You can also find other statistics. For median, the command for median takes the form median(data$variable). For standard deviation, the command is sd(data$variable).

You can also run multiple summary statistics at once using the command summary(data$variable). See example below:

Code

summary(practice_data$balance)

   Min. 1st Qu.  Median    Mean 3rd Qu.    Max. 
  216.0   221.0   223.0   222.7   225.0   227.0

The summary command give you the minimum value, first quartile $(Q_1)$, median, mean$\bar{x}$, third quartile $(Q_1)$ and maximum value.

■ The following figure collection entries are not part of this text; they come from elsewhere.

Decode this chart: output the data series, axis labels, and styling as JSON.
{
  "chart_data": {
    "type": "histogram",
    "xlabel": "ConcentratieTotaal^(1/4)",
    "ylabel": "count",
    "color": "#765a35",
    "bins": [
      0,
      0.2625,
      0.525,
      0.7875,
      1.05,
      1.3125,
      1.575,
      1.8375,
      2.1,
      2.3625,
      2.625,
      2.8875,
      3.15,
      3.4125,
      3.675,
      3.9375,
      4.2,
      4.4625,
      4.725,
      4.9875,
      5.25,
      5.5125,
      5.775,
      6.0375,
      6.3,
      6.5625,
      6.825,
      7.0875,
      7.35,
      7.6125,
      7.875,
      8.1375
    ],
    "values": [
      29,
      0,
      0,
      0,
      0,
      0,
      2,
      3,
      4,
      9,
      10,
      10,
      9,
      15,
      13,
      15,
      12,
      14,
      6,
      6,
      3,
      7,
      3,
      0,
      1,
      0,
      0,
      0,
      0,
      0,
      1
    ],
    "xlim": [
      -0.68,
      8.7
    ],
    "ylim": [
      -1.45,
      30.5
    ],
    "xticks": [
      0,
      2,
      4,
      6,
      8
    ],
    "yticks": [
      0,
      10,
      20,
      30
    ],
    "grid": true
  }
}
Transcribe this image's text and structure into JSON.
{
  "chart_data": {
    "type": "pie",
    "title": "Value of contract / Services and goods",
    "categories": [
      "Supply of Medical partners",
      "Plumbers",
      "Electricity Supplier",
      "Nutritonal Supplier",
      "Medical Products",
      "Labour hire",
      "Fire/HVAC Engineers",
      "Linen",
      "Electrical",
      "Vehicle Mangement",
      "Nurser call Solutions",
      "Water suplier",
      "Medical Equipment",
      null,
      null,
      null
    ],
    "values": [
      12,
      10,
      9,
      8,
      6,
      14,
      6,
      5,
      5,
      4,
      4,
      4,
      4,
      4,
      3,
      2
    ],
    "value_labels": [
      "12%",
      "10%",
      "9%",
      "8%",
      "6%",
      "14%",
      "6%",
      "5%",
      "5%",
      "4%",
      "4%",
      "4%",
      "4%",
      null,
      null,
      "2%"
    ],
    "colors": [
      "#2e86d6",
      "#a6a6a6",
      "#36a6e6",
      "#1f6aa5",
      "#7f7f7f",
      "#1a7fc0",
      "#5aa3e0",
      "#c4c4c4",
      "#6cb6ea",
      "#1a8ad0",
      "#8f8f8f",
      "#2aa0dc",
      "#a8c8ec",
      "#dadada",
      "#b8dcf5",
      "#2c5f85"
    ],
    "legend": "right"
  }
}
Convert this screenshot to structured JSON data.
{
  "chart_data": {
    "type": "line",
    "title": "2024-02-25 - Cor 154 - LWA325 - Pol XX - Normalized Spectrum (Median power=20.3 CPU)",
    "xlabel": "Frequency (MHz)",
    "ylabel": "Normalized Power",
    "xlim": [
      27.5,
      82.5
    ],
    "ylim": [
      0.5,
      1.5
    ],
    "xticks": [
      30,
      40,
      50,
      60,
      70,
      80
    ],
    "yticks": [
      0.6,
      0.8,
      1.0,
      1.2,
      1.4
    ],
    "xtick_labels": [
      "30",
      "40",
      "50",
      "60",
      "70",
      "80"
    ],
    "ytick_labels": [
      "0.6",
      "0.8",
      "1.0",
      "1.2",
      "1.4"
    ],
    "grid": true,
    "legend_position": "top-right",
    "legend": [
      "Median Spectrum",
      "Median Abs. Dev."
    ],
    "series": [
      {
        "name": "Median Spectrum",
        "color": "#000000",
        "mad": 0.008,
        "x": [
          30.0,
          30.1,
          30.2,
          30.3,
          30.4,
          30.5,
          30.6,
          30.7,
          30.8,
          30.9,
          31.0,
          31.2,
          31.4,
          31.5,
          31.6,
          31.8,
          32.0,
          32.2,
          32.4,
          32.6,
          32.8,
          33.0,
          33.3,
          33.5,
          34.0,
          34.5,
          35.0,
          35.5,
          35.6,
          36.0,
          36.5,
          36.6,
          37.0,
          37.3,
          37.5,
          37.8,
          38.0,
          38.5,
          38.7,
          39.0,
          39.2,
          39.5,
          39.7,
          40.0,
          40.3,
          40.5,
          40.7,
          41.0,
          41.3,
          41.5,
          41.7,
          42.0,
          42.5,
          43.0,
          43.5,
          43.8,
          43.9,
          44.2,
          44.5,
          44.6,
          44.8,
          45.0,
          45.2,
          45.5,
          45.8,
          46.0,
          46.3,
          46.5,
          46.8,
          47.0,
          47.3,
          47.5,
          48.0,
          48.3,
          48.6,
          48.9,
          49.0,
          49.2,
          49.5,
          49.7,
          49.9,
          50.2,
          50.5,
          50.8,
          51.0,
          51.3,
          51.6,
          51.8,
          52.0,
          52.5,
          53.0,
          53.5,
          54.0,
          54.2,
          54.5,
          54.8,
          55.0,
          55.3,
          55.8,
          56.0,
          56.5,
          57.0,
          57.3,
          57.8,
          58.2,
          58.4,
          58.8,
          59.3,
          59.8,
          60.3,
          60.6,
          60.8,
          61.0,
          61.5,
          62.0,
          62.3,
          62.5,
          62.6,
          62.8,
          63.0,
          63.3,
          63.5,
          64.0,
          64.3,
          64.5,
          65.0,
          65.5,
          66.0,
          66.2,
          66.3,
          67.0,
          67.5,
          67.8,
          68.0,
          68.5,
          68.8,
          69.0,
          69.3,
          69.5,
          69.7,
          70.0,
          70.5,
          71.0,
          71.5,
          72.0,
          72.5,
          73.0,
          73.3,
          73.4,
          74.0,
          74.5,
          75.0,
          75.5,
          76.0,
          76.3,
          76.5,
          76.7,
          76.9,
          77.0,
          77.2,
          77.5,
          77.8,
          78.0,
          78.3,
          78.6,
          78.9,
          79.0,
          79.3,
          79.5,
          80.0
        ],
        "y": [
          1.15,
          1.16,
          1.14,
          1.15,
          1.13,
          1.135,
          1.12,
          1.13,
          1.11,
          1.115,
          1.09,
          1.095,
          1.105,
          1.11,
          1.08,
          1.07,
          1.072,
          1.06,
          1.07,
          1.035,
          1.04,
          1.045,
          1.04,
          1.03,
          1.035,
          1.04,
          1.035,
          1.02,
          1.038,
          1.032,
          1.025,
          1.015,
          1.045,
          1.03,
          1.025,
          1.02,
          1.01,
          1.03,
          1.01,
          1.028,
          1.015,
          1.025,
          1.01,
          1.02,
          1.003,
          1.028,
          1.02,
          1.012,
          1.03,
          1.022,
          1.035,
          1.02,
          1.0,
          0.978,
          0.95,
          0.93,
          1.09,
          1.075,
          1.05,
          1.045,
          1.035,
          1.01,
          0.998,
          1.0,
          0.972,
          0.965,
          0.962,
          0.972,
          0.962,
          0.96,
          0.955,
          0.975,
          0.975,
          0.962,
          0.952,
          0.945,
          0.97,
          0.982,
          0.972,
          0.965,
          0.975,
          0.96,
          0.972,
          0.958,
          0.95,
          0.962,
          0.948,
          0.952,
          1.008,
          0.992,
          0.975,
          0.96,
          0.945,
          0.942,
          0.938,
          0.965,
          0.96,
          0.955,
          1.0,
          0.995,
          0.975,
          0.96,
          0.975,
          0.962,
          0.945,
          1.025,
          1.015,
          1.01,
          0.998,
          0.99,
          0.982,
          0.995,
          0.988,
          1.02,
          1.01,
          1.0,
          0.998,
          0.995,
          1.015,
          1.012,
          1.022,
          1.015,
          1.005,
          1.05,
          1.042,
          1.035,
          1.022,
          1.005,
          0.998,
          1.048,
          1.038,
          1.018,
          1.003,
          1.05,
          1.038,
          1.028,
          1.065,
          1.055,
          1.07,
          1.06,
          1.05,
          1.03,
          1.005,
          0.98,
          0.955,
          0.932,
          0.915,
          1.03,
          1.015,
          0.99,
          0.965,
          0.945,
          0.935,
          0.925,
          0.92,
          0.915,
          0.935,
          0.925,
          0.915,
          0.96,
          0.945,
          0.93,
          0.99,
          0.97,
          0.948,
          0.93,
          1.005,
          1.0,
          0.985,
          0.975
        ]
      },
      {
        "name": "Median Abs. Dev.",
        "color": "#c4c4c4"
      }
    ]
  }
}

Basic Visualizations for Numerical Variables

You can create various kinds of plots/graphs in base R. In future labs, we will learn how to use a package known as ggplot2 that is popular for creating visualizations in R.

Dot Plot:

A dot plot can be used to visualize the distribution of a numerical variable. To create a dot plot, we use the code:

Code

dotchart(practice_data$balance)

Histogram:

Histograms are also used to visualize a numeric variable. We can create a histogram for the variable balance as shown below:

Code

hist(practice_data$balance)

Boxplots:

Box plots can also be used to visualize the distribution of a numeric variable. See code below:

Code

boxplot(practice_data$balance)

Scatter plots:

Scatter plots are mostly used to visualize relationships between two numerical variables. For example, if our data frame is called data and it contains two numerical variables called variable_1 and variable_2, we can create a scatter plot as follows:

plot(data$variable_1, data$variable_2)

Exercises

Create a vector (name it income) containing the following numerical elements: 750, 810, 680, 1200, 1500, 1399,1525.
Find the mean of the values in #1 above.
Create another vector with a name of your choosing and then combine it with the first vector to make a data frame called my_data.
Run the summary statistics for the income variable using the data frame you created in #3 above.
R comes with many pre-loaded data frames. One such data frame is called mtcars. Run the command ?mtcars to learn more about this data frame. Next, load this data frame into your work space by running the command data(mtcars).
Use the mtcars data frame to find the median horsepower of the cars.
Create a histogram to visualize the distribution of the variable hp. What can you say about the distribution of hp based on the histogram?